Andy Yacoub, chief executive of Healthwatch Suffolk, said: “We are never more vulnerable than when in need of our emergency services. Regardless of where problems exist within the ‘system’, patients have a fundamental right to expect a prompt and safe response to their needs from our local services.
"Frontline staff like paramedics are, at the same time, passionate about meeting people’s needs in a timely manner. But, right now, the intense pressures faced by our health and care system, and staff fatigue, is compromising their ability to meet those expectations. This can lead to serious incidents and impact on public trust in the services."
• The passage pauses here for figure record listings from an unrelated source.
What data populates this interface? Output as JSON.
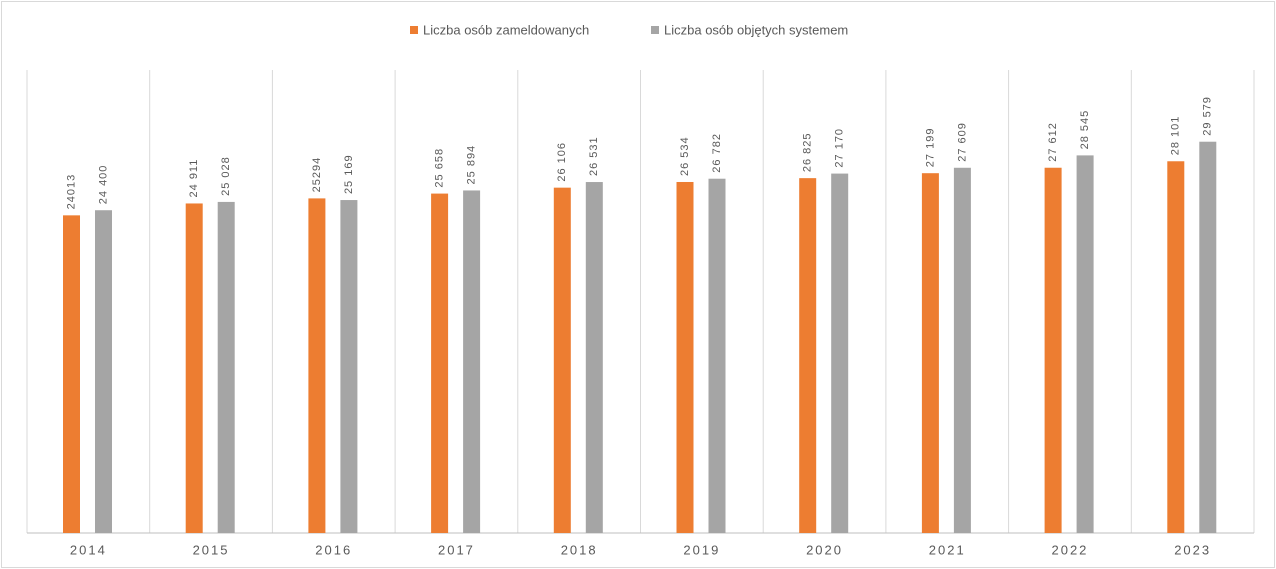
{
  "chart_data": {
    "type": "bar",
    "categories": [
      "2014",
      "2015",
      "2016",
      "2017",
      "2018",
      "2019",
      "2020",
      "2021",
      "2022",
      "2023"
    ],
    "series": [
      {
        "name": "Liczba osób zameldowanych",
        "color": "#ed7d31",
        "values": [
          24013,
          24911,
          25294,
          25658,
          26106,
          26534,
          26825,
          27199,
          27612,
          28101
        ],
        "value_labels": [
          "24013",
          "24 911",
          "25294",
          "25 658",
          "26 106",
          "26 534",
          "26 825",
          "27 199",
          "27 612",
          "28 101"
        ]
      },
      {
        "name": "Liczba osób objętych systemem",
        "color": "#a5a5a5",
        "values": [
          24400,
          25028,
          25169,
          25894,
          26531,
          26782,
          27170,
          27609,
          28545,
          29579
        ],
        "value_labels": [
          "24 400",
          "25 028",
          "25 169",
          "25 894",
          "26 531",
          "26 782",
          "27 170",
          "27 609",
          "28 545",
          "29 579"
        ]
      }
    ],
    "ylim": [
      0,
      35000
    ],
    "legend": "top"
  }
}
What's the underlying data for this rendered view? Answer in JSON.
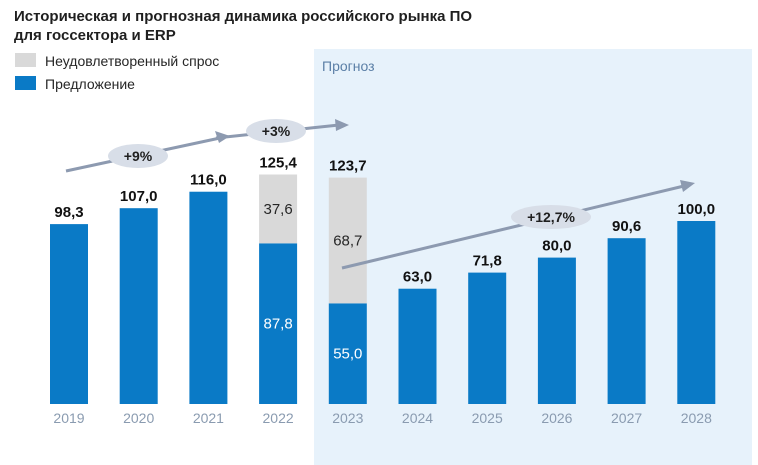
{
  "chart_data": {
    "type": "bar",
    "stacked": true,
    "title_lines": [
      "Историческая и прогнозная динамика российского рынка ПО",
      "для госсектора и ERP"
    ],
    "forecast_label": "Прогноз",
    "forecast_start": "2023",
    "categories": [
      "2019",
      "2020",
      "2021",
      "2022",
      "2023",
      "2024",
      "2025",
      "2026",
      "2027",
      "2028"
    ],
    "series": [
      {
        "name": "Предложение",
        "color": "#0a7ac6",
        "values": [
          98.3,
          107.0,
          116.0,
          87.8,
          55.0,
          63.0,
          71.8,
          80.0,
          90.6,
          100.0
        ],
        "labels": [
          "",
          "",
          "",
          "87,8",
          "55,0",
          "",
          "",
          "",
          "",
          ""
        ]
      },
      {
        "name": "Неудовлетворенный спрос",
        "color": "#d9d9d9",
        "values": [
          0,
          0,
          0,
          37.6,
          68.7,
          0,
          0,
          0,
          0,
          0
        ],
        "labels": [
          "",
          "",
          "",
          "37,6",
          "68,7",
          "",
          "",
          "",
          "",
          ""
        ]
      }
    ],
    "totals": [
      "98,3",
      "107,0",
      "116,0",
      "125,4",
      "123,7",
      "63,0",
      "71,8",
      "80,0",
      "90,6",
      "100,0"
    ],
    "legend": [
      {
        "name": "Неудовлетворенный спрос",
        "color": "#d9d9d9"
      },
      {
        "name": "Предложение",
        "color": "#0a7ac6"
      }
    ],
    "growth_annotations": [
      "+9%",
      "+3%",
      "+12,7%"
    ],
    "ylim": [
      0,
      140
    ],
    "grid": false,
    "legend_position": "top-left"
  }
}
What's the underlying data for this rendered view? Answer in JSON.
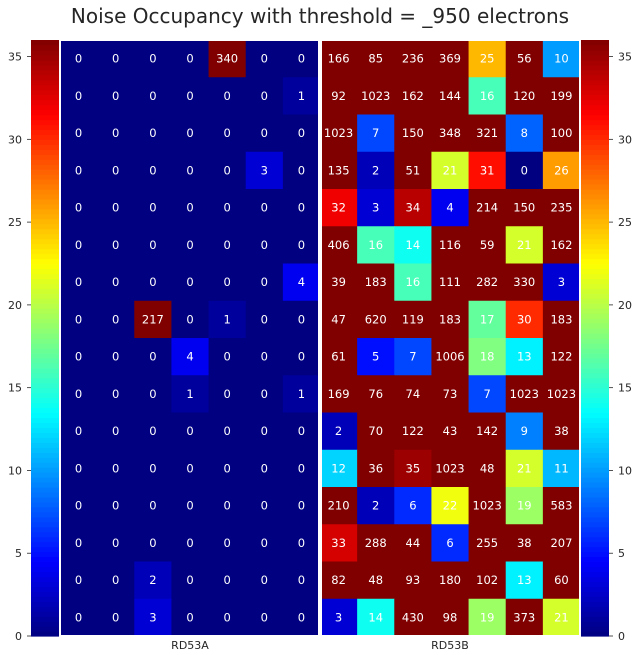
{
  "chart_data": {
    "type": "heatmap",
    "title": "Noise Occupancy with threshold = _950 electrons",
    "colormap": "jet",
    "color_range": [
      0,
      36
    ],
    "colorbar_ticks": [
      "0",
      "5",
      "10",
      "15",
      "20",
      "25",
      "30",
      "35"
    ],
    "y_ticks": [
      "0",
      "5",
      "10",
      "15",
      "20",
      "25",
      "30",
      "35"
    ],
    "y_range": [
      0,
      36
    ],
    "x_labels": [
      "RD53A",
      "RD53B"
    ],
    "rows": [
      [
        0,
        0,
        0,
        0,
        340,
        0,
        0,
        166,
        85,
        236,
        369,
        25,
        56,
        10
      ],
      [
        0,
        0,
        0,
        0,
        0,
        0,
        1,
        92,
        1023,
        162,
        144,
        16,
        120,
        199
      ],
      [
        0,
        0,
        0,
        0,
        0,
        0,
        0,
        1023,
        7,
        150,
        348,
        321,
        8,
        100
      ],
      [
        0,
        0,
        0,
        0,
        0,
        3,
        0,
        135,
        2,
        51,
        21,
        31,
        0,
        26
      ],
      [
        0,
        0,
        0,
        0,
        0,
        0,
        0,
        32,
        3,
        34,
        4,
        214,
        150,
        235
      ],
      [
        0,
        0,
        0,
        0,
        0,
        0,
        0,
        406,
        16,
        14,
        116,
        59,
        21,
        162
      ],
      [
        0,
        0,
        0,
        0,
        0,
        0,
        4,
        39,
        183,
        16,
        111,
        282,
        330,
        3
      ],
      [
        0,
        0,
        217,
        0,
        1,
        0,
        0,
        47,
        620,
        119,
        183,
        17,
        30,
        183
      ],
      [
        0,
        0,
        0,
        4,
        0,
        0,
        0,
        61,
        5,
        7,
        1006,
        18,
        13,
        122
      ],
      [
        0,
        0,
        0,
        1,
        0,
        0,
        1,
        169,
        76,
        74,
        73,
        7,
        1023,
        1023
      ],
      [
        0,
        0,
        0,
        0,
        0,
        0,
        0,
        2,
        70,
        122,
        43,
        142,
        9,
        38
      ],
      [
        0,
        0,
        0,
        0,
        0,
        0,
        0,
        12,
        36,
        35,
        1023,
        48,
        21,
        11
      ],
      [
        0,
        0,
        0,
        0,
        0,
        0,
        0,
        210,
        2,
        6,
        22,
        1023,
        19,
        583
      ],
      [
        0,
        0,
        0,
        0,
        0,
        0,
        0,
        33,
        288,
        44,
        6,
        255,
        38,
        207
      ],
      [
        0,
        0,
        2,
        0,
        0,
        0,
        0,
        82,
        48,
        93,
        180,
        102,
        13,
        60
      ],
      [
        0,
        0,
        3,
        0,
        0,
        0,
        0,
        3,
        14,
        430,
        98,
        19,
        373,
        21
      ]
    ]
  }
}
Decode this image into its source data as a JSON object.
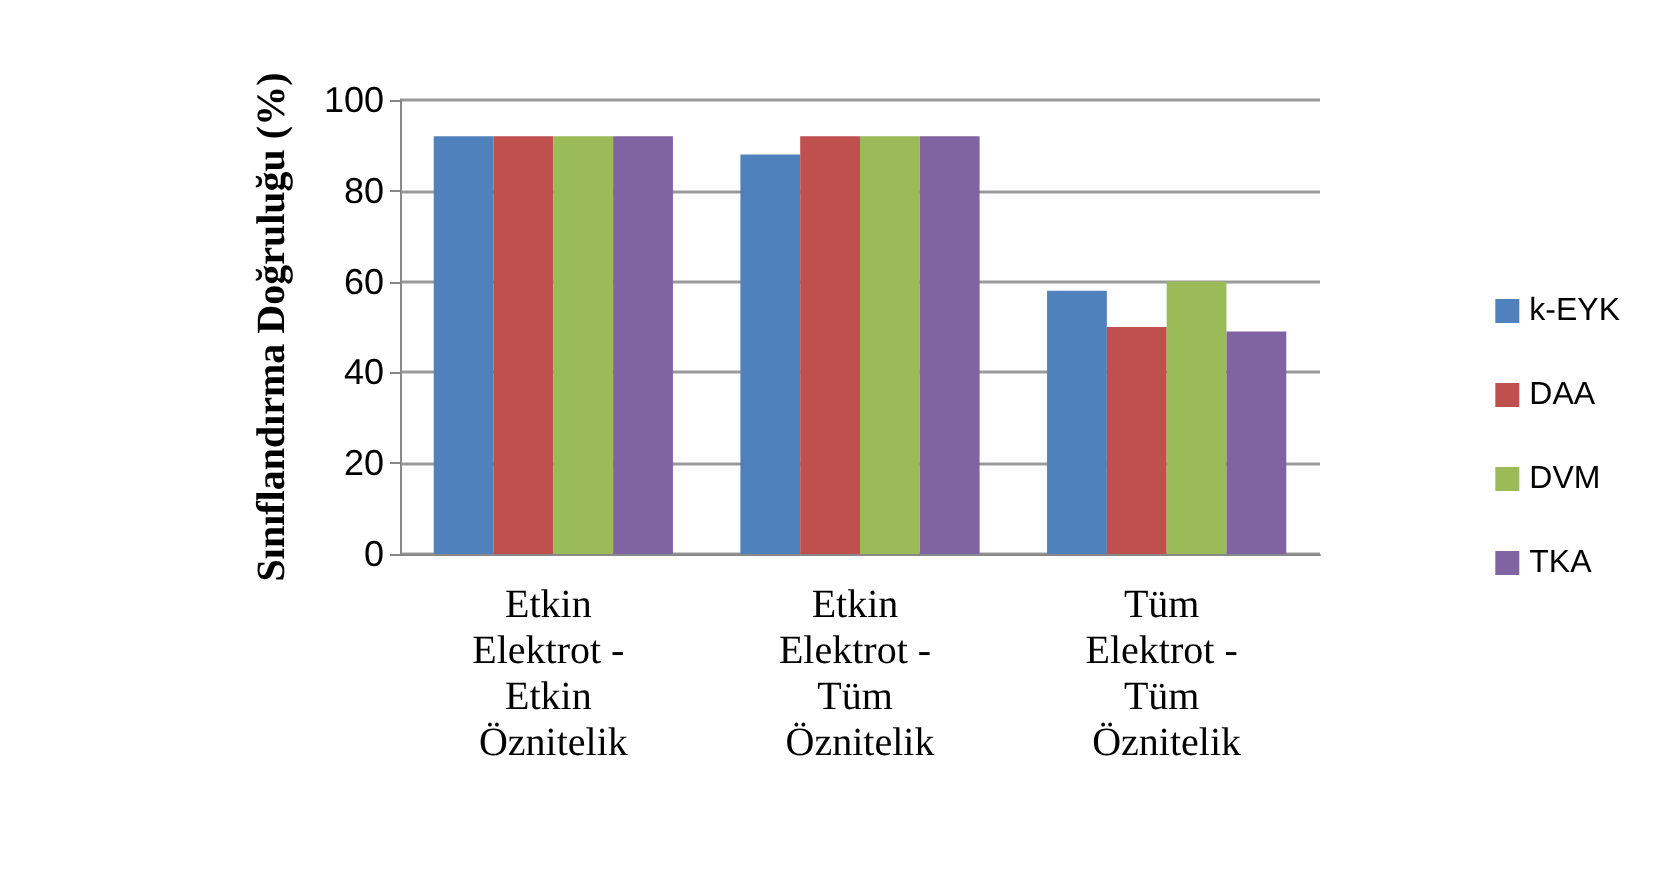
{
  "chart_data": {
    "type": "bar",
    "ylabel": "Sınıflandırma Doğruluğu (%)",
    "categories": [
      "Etkin Elektrot - Etkin Öznitelik",
      "Etkin Elektrot - Tüm Öznitelik",
      "Tüm Elektrot - Tüm Öznitelik"
    ],
    "series": [
      {
        "name": "k-EYK",
        "color": "#4f81bd",
        "values": [
          92,
          88,
          58
        ]
      },
      {
        "name": "DAA",
        "color": "#c0504d",
        "values": [
          92,
          92,
          50
        ]
      },
      {
        "name": "DVM",
        "color": "#9bbb59",
        "values": [
          92,
          92,
          60
        ]
      },
      {
        "name": "TKA",
        "color": "#8064a2",
        "values": [
          92,
          92,
          49
        ]
      }
    ],
    "ylim": [
      0,
      100
    ],
    "yticks": [
      0,
      20,
      40,
      60,
      80,
      100
    ],
    "grid": "y",
    "legend": "right"
  }
}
He called for better communication over delays to reassure patients and their carers and added: "Communication offers reassurance and helps people to know that help is on the way."
Mr Yacoub said: "At the same time, the public must ensure that it is helping the service by using it in the right way and being respectful to the staff who are trying their best to help."
Central Suffolk and North Ipswich MP, Dr Dan Poulter said: “The NHS is under huge pressure with the unmet demand for health services during the peak of the pandemic resulting in problems and delays across the system.
"However, patients in Suffolk should not be waiting nearly an hour for an ambulance, so ambulance service leaders will need to continue to work hard to improve matters so that patients in Suffolk can receive the quality and speed of service they deserve.”